Los Santos Padres contemplaron a Cristo como el nuevo Moisés, quien introducirá al nuevo pueblo de Dios (la Iglesia) en la tierra prometida del cielo y tierra nuevos. Benedicto XVI, en su obra “Jesús de Nazaret” desarrolla este paralelismo para explicar las bienaventuranzas de san Mateo, pronunciadas en lo alto del nuevo Sinaí donde Dios entrega la ley nueva del amor de Dios.

Esta relación redentora y mesiánica de Jesús con Moisés, hará que el Maestro se tope con las mismas dificultades que encontró el gran libertador del antiguo testamento: un pueblo de dura cerviz. Las advertencias que pronuncia sobre Corazaín,  Betsaida y Cafarnaún —esta última donde vivió y conoció a los primeros apóstoles— son fruto de la terquedad de sus habitantes, ciegos y sordos a la presencia de la redención. Además, las compara con ciudades paganas, henchidas de lujo y desenfreno como Tiro, Sidón y Sodoma, botón de muestra de lo que Dios deplora.

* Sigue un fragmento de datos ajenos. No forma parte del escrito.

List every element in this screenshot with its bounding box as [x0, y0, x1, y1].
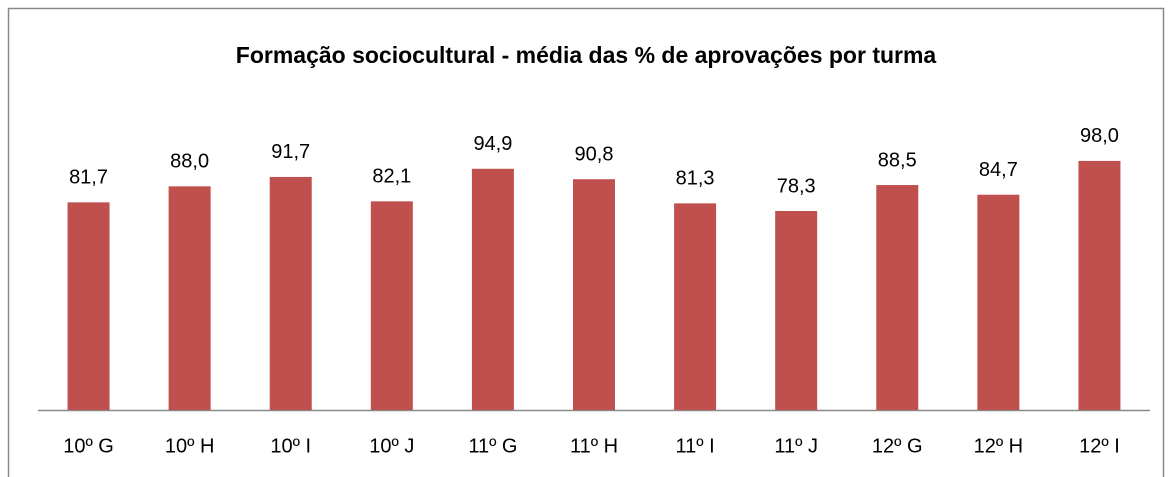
bar — [1078, 160, 1121, 410]
x-tick-label: 11º G — [468, 435, 517, 457]
x-tick-label: 10º J — [369, 435, 414, 457]
value-label: 81,3 — [676, 168, 715, 190]
bar — [674, 203, 717, 410]
bar — [775, 210, 818, 410]
x-tick-label: 11º I — [675, 435, 714, 457]
x-tick-label: 12º G — [872, 435, 923, 457]
x-tick-label: 12º I — [1079, 435, 1120, 457]
x-tick-label: 11º H — [570, 435, 618, 457]
value-label: 78,3 — [777, 175, 816, 197]
value-label: 81,7 — [69, 167, 108, 189]
value-label: 88,0 — [170, 151, 209, 173]
value-label: 88,5 — [878, 149, 917, 171]
chart-title: Formação sociocultural - média das % de … — [236, 42, 937, 68]
value-label: 82,1 — [372, 166, 411, 188]
bar — [370, 201, 413, 410]
value-label: 84,7 — [979, 159, 1018, 181]
bar — [471, 168, 514, 410]
x-tick-label: 10º I — [270, 435, 311, 457]
bar — [168, 186, 211, 410]
bar — [876, 185, 919, 410]
x-tick-label: 12º H — [974, 435, 1024, 457]
value-label: 90,8 — [575, 143, 614, 165]
bar — [573, 179, 615, 410]
bar — [977, 194, 1020, 410]
chart-border — [7, 7, 1165, 477]
value-label: 94,9 — [473, 133, 512, 155]
bar — [269, 176, 312, 410]
x-tick-label: 11º J — [774, 435, 818, 457]
x-tick-label: 10º H — [165, 435, 215, 457]
value-label: 98,0 — [1080, 125, 1119, 147]
bar — [67, 202, 110, 410]
value-label: 91,7 — [271, 141, 310, 163]
x-tick-label: 10º G — [63, 435, 114, 457]
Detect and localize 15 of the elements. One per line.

Algunos ven en esta advertencia una maldición, pero es algo contradictorio con Dios. Él no puede maldecir: de Él sólo podemos esperar bendiciones. Y la bendición que se esconde tras esta tremenda advertencia es la conversión a Dios de sus ciudadanos. Cristo busca llamar a las puertas de los corazones humildes que buscan al Señor para que reviva su corazón. El pecado, envuelto en ropajes atrayentes de lujuria y desenfreno, genera ciudadanos incapaces de construir una sociedad, y tarde o temprano el tejido social genera problemas.

El pecado brota del diablo, odiado profesional y etimológicamente «divisor». Y de la división y el odio no podemos sacar nada bueno. Del Señor, en cambio, vienen la comunión y la gracia.